Une expédition écoféministe
Ce «projet nouveau genre» propose une vision «écoféministe et interdisciplinaire» de la recherche, explique Mme Asselin, qui porte le projet avec Camille Deslauriers.
L’écoféminisme est un mouvement philosophique, éthique et politique (parfois même aux tendances spirituelles) qui tisse des liens entre l’exploitation des femmes et la destruction de l’environnement.
Voilà pourquoi les chercheuses qui monteront à bord du voilier seront toutes des femmes issues de la communauté LGBTQ2S+. Les récits récoltés et les enjeux étudiés seront donc portés par les yeux et les voix des membres de ces communautés.
Le but, c’est aussi d’élever la voix des femmes et des groupes sous-représentés au sein de la communauté scientifique.
Anne-Marie Asselin
Une «posture géopoétique»
C’est le terme qu’utilise Camille Deslauriers, chercheuse principale de la mission et créatrice littéraire, pour décrire l’approche de création artistique qui sera employée lors de l’Expédition bleue.
«C’est une posture d’écriture sur le terrain, vulgarise-t-elle, soit sur le bateau, soit sur les berges, donc partout où on va aller.» Pour faire simple, l’idée va être de créer à partir des matériaux trouvés sur le terrain et d’être constamment en mouvement dans le lieu exploré. L’équipe prendra donc des photos, notera des amorces de récits ou des idées de fragments ou de nouvelles qui seront ensuite retravaillées sur le bateau. «On va travailler avec les dessins, les collages et des cartes aussi», ajoute la créatrice littéraire.

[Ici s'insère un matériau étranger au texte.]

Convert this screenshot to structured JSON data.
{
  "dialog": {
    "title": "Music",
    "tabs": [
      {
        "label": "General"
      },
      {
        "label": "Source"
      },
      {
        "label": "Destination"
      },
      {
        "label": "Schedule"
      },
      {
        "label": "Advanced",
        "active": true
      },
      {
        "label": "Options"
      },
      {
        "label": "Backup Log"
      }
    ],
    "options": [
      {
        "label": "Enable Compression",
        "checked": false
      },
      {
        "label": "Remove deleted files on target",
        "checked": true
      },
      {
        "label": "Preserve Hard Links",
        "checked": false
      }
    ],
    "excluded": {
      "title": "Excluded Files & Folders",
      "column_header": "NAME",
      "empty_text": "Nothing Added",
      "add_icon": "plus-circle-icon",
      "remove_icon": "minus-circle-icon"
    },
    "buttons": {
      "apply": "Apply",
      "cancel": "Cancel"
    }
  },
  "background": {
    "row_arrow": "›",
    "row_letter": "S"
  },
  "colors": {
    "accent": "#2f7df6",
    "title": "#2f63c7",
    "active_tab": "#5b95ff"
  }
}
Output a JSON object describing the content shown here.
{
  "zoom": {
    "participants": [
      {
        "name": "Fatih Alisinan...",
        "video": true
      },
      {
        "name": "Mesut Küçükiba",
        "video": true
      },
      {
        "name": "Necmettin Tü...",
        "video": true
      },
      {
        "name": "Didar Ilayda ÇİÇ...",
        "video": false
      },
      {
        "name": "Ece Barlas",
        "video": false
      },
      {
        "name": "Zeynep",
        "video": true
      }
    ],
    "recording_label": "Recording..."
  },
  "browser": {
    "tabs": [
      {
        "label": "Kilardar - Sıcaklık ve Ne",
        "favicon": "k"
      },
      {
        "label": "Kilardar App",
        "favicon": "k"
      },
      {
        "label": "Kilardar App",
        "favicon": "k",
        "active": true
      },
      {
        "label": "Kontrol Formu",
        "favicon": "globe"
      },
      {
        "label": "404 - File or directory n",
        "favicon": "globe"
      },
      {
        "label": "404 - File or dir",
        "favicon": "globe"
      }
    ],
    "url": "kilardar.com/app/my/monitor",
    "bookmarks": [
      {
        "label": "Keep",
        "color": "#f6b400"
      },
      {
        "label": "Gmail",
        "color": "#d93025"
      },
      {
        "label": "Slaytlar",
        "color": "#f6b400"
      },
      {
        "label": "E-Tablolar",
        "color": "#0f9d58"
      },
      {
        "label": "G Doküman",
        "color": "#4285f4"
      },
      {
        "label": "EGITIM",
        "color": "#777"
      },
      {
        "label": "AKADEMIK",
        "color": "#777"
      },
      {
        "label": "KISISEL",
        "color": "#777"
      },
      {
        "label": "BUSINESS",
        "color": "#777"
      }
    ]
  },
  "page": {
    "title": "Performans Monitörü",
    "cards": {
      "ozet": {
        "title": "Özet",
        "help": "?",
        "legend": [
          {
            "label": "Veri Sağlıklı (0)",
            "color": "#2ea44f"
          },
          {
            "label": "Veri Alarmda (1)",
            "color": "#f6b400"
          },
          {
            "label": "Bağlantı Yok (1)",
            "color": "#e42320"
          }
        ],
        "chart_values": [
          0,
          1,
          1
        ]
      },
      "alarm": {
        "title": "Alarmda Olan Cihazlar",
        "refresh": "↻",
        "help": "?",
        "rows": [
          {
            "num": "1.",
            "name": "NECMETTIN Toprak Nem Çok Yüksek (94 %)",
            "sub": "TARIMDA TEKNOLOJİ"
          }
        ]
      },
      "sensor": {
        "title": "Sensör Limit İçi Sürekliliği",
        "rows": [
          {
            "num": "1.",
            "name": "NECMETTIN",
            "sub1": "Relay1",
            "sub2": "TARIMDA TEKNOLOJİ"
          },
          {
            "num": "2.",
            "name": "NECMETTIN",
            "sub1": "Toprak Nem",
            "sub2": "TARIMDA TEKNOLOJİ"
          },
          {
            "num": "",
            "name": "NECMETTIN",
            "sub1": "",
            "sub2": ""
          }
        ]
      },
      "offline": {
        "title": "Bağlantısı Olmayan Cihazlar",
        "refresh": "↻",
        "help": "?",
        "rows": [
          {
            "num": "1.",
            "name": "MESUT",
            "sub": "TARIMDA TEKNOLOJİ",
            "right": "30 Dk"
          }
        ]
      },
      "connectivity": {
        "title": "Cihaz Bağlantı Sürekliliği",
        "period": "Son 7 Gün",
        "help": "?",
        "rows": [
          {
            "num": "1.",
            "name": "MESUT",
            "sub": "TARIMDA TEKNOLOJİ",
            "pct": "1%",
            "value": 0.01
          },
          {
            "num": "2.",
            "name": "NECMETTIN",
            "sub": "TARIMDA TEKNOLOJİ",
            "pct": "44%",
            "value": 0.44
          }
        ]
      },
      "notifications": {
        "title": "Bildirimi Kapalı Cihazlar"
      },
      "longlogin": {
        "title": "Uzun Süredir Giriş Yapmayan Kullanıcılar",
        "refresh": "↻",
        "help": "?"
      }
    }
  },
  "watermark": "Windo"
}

En plus de cette portion «création», les chercheuses entreront en dialogue avec les scientifiques pour une portion plus «réflective» de leur recherche, dans le but de voir comment la récolte de matériaux se passe de leur côté. Les chercheuses artistiques tenteront donc d’échanger et de créer des parallèles avec leur propre processus de création.
Microrécits et microplastiques
Du côté scientifique «pur et dur», synthétise Mme Asselin, deux hypothèses seront testées au courant de la mission. Pour la première, «la prémisse scientifique se base sur le gîre du golfe du Saint-Laurent».
Un gîre est un grand tourbillon qu’on retrouve dans les océans, à cinq endroits sur la planète. Au cœur des gîres des océans Atlantique et Pacifique se trouvent les continents de plastique.
La question est donc de savoir si, au niveau microscopique, du plastique sera trouvé au cœur du gîre du fleuve, à son échelle.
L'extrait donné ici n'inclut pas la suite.